Melito di Napoli, insegnante ucciso nel cortile della scuola, il cugino: “Ammazzato come un cane”

Il sindaco sui social: "Il nuovo governo non potrà lasciare al proprio destine realtà come Melito. La criminalità non si può certo combattere con i mezzi a disposizione attualmente".

Marcello Toscano, insegnante trovato morto a Melito di Napoli - Foto di Ansa Foto
Marcello Toscano, insegnante trovato morto a Melito di Napoli – Foto di Ansa Foto

Si chiama Marcello Toscano l’insegnante di sostegno che è stato ritrovato morto fuori dalla scuola media Marino Guarano a Melito di Napoli. I suoi familiari ne avevano denunciato la scomparsa poche ore prima.

Il corpo è stato trovato dal figlio dietro a un cespuglio. L’uomo, non avendo notizie del padre e non potendo denunciarne la scomparsa perché non erano ancora trascorse 24 ore, era andato a cercarlo.

Acquisiti i filmati delle telecamere di videosorveglianza

Marcello Toscano è un ex consigliere comunale di Mugnano. I carabinieri, giunti sul posto, dopo aver effettuato i rilievi del caso, indagano per omicidio, coordinati dalla locale Procura. Hanno acquisito i filmati delle telecamere di videosorveglianza per ricostruire i fatti.

Stando alle prime ricostruzioni, sul corpo della vittima sarebbero state trovate “ferite riconducibili a un’arma bianca” e non si esclude nemmeno l’ipotesi di un pestaggio. I carabinieri avevano cominciato a cercarlo già ieri sera, dopo la segnalazione dei familiari.

Un amico: “Potrebbe essere stata una nota a scatenare l’ira di un ragazzo o di un genitore”

Secondo un amico di Toscano, insegnante delle scuola Melissa Bassi di Scampia, come riporta Rai News, “Non so cosa sia successo, ma potrebbe essere stata una nota a scatenare l’ira di un ragazzo o di un genitore”. 

Il cugino della vittima: “A Melito si muore senza un perché”

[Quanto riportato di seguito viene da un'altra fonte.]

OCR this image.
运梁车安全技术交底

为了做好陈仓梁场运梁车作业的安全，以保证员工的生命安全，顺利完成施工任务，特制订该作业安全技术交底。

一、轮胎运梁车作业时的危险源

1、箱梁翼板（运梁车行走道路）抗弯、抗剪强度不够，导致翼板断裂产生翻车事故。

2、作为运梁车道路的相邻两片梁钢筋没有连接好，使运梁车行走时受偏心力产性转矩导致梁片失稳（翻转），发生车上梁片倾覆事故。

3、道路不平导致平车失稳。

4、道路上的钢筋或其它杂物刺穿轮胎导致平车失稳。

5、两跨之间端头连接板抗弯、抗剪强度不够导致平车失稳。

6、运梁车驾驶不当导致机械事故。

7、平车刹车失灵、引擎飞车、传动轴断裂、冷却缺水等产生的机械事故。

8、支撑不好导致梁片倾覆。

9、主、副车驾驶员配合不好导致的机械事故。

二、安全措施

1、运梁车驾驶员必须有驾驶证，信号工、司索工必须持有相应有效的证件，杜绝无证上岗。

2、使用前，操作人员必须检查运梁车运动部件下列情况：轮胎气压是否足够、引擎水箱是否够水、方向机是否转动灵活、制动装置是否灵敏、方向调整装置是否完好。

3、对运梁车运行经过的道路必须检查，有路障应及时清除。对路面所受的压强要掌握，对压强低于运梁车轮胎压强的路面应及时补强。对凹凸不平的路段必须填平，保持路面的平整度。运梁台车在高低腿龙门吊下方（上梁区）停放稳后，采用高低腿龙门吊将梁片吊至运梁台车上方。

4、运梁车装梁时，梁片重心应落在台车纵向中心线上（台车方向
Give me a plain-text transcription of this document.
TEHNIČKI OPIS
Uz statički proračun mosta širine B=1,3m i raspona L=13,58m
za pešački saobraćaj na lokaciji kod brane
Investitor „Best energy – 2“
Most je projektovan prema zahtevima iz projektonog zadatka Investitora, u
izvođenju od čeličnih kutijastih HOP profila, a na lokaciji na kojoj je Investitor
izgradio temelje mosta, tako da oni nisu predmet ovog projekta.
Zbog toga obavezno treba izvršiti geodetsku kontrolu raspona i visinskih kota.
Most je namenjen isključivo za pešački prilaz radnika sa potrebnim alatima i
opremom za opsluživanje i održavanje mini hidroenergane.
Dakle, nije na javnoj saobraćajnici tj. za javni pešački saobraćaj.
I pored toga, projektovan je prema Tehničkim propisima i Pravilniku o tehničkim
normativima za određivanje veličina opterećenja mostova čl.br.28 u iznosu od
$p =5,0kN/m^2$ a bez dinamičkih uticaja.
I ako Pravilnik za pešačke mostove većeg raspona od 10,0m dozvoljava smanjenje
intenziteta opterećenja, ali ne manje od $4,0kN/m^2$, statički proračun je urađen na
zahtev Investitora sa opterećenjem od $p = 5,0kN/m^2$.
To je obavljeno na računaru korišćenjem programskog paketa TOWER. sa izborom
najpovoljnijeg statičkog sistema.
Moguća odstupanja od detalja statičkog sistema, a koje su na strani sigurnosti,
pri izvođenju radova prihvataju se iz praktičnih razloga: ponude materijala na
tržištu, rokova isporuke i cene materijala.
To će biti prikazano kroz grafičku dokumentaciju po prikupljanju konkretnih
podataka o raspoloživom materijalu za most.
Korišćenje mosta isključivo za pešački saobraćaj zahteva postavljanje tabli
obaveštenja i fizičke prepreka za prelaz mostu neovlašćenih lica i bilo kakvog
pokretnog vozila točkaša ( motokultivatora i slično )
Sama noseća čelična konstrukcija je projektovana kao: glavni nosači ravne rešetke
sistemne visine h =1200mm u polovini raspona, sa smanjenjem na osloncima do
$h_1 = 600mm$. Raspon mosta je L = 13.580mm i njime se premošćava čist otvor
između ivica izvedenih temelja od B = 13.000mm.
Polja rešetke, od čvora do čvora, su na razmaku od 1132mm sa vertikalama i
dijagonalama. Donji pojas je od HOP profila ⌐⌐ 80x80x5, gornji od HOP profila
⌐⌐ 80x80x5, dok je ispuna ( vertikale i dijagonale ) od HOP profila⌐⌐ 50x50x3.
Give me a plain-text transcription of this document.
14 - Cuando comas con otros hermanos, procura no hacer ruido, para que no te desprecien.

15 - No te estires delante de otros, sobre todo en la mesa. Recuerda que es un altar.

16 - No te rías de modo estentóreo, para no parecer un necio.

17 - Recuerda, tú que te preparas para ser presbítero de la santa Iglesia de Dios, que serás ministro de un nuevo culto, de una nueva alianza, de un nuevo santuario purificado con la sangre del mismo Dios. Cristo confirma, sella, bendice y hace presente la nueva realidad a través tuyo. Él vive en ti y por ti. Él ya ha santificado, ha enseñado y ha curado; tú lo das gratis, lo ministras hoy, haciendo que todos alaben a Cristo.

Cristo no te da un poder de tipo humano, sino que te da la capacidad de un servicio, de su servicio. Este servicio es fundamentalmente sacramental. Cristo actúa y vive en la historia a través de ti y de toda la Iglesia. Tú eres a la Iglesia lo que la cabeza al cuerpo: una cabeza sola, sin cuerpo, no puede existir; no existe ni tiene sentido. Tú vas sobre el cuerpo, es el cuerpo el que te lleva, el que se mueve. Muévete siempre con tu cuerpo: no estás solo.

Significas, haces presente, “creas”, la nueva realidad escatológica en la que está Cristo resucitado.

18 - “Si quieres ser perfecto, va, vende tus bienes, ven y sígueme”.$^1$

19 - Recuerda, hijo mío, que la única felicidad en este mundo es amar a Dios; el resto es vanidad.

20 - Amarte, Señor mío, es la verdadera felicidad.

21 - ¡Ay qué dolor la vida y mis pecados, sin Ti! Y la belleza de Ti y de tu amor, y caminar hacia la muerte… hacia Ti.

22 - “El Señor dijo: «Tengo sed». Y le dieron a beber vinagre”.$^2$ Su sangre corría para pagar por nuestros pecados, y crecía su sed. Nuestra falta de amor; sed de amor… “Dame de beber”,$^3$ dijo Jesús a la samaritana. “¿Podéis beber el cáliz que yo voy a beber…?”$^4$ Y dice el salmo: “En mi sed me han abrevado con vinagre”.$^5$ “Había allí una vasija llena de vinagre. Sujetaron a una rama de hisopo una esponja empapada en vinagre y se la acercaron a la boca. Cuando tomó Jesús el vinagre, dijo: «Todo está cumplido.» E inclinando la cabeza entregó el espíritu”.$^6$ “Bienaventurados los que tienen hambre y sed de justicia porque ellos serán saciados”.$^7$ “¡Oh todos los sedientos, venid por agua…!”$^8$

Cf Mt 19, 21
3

Il cugino della vittima, Marcello Curzio, giornalista, su Facebook ha scritto: “Avevo un cugino, si chiamava come me: Marcello. Era il figlio della sorella maggiore di mio padre. Faceva il professore alla scuola media Marino Guarano. L’hanno ammazzato come un cane nel cortile di una scuola della Repubblica italiana nella tarda mattinata di un anonimo martedì di fine settembre… cronache da Melito, dove si muore senza un perché e tra l’indifferenza generale, grazie a uno Stato che ha abdicato da tempo, diventando solo una sorte di participio passato: qualcosa che è stato ma che adesso non c’è più”. 

Il sindaco: “Il nuovo governo non può abbandonare Melito”

Il sindaco di Melito Luciano Mottola ha denunciato l’allarme criminalità su Facebook: “Un’emergenza criminalità che non la si può certamente combattere con i mezzi attualmente a disposizione, ma che deve essere ai primi posti dell’agenda del nascente governo che non si vorrà abbandonare Melito e tante altre realtà come Melito, al proprio destino”. 

I precedenti di violenza nella stessa scuola

Nella stessa scuola a maggio un ragazzino di tredici anni era stato ferito alla schiena con un’arma da taglio da un compagno mentre erano in aula. Due mesi prima invece, una bimba di undici anni era stata aggredita da una coetanea.